The illnesses are often rationalised away, Nicholson says - most commonly as “detoxification” brought on by the diet. The ubiquitous idea of “detox”, he says, “is a way of reducing most dietary questions to a single criterion by which diets and symptoms can be judged”.

Such rationalising can be dangerous, because it helps dieters not to look at the possibility of deficiency, and of metabolic imbalances: “hyperinsulinism, omega-6/omega-3 imbalances, mineral imbalances, and so forth”.

“The worst medical effects I've seen,” says Dr Steven Bratman, “end up being very similar to anorexia.”

Once you’re in that spiral, what’s the way out?

“That’s a hard question!” Dr Bratman says. “There's no easy way out.

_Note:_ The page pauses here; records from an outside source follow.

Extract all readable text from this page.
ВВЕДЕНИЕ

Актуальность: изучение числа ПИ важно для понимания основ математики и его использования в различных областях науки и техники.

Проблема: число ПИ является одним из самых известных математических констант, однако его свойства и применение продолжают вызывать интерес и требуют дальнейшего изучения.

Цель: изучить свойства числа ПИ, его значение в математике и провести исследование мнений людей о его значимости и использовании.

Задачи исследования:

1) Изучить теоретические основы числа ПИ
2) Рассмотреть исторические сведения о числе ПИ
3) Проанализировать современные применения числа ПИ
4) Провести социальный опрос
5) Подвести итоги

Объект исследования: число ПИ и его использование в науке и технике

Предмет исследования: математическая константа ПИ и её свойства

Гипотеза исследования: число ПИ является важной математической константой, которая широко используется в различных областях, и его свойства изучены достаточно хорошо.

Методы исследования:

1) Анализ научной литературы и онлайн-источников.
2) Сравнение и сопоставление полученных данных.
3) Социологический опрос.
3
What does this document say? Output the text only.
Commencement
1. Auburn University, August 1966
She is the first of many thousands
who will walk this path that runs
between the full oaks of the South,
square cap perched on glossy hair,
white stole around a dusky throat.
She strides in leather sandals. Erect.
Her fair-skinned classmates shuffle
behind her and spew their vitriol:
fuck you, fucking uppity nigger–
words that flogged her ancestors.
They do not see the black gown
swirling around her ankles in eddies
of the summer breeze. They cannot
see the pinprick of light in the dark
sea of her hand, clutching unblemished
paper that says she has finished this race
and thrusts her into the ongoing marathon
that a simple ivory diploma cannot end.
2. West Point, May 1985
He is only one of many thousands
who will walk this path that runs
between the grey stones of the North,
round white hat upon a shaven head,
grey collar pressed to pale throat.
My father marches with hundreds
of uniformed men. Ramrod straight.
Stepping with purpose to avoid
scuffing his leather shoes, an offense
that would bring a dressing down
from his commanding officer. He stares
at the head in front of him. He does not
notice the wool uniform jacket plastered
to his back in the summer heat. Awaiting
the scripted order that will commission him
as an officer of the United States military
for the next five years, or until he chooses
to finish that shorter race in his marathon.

Increasing honest awareness of the situation is the first step. I use the analogy to workaholism. Once you begin to be aware that perhaps it's not a virtue to work ninety hours a week, you have a chance to change.”

Ward Nicholson feels that “the majority of people eventually burn out from the exhaustive focus it takes to be an extremist, although it takes longer for some than others”.

“In addition to psychological burnout, many people approaching the age of forty begin to find their body doesn't tolerate a strict or deficient regime as well anymore - so their well-being starts to suffer. It's at that point reality often begins
to set in.”

Since defecting from it, Nicholson has taken on America’s longest-established “reformist” health regime, Natural Hygiene - a diet of mostly raw-food vegetarianism. NH, he believes, often flies in the face of evolutionary good sense. (NH has influenced the Australian naturopathic approach to diet.)

What brought an end to his faith?

“After less than a year on a raw-food diet, I could see my health was going downhill. I then moderated to conventional veganism, which was better, but after a year or two of that, and continued stagnation, I abandoned it as well.”

“One of the cardinal signs of extremism is that it distorts your relationships with the people in your life. You become more isolated, smug or argumentative, concerned with being right, milking your feelings of superiority. Perfectionism is a great burden. It means if you slip up, you can't let other people know. Or if you do let them know, you feel you have screwed up or failed somehow.

“I’m glad those days are behind me. Being an extremist is being ‘stuck’. It feels a lot better to keep moving, growing, learning, going beyond where you were before. Having plenty of questions to ask that are still unanswered touches you into a dimension that is rewarding in a different way from certainty. Certainty gets boring, stale and claustrophobic.”

Today, Nicholson’s advice to those slipping into dietary fanaticism is simple: “Put results before theory.”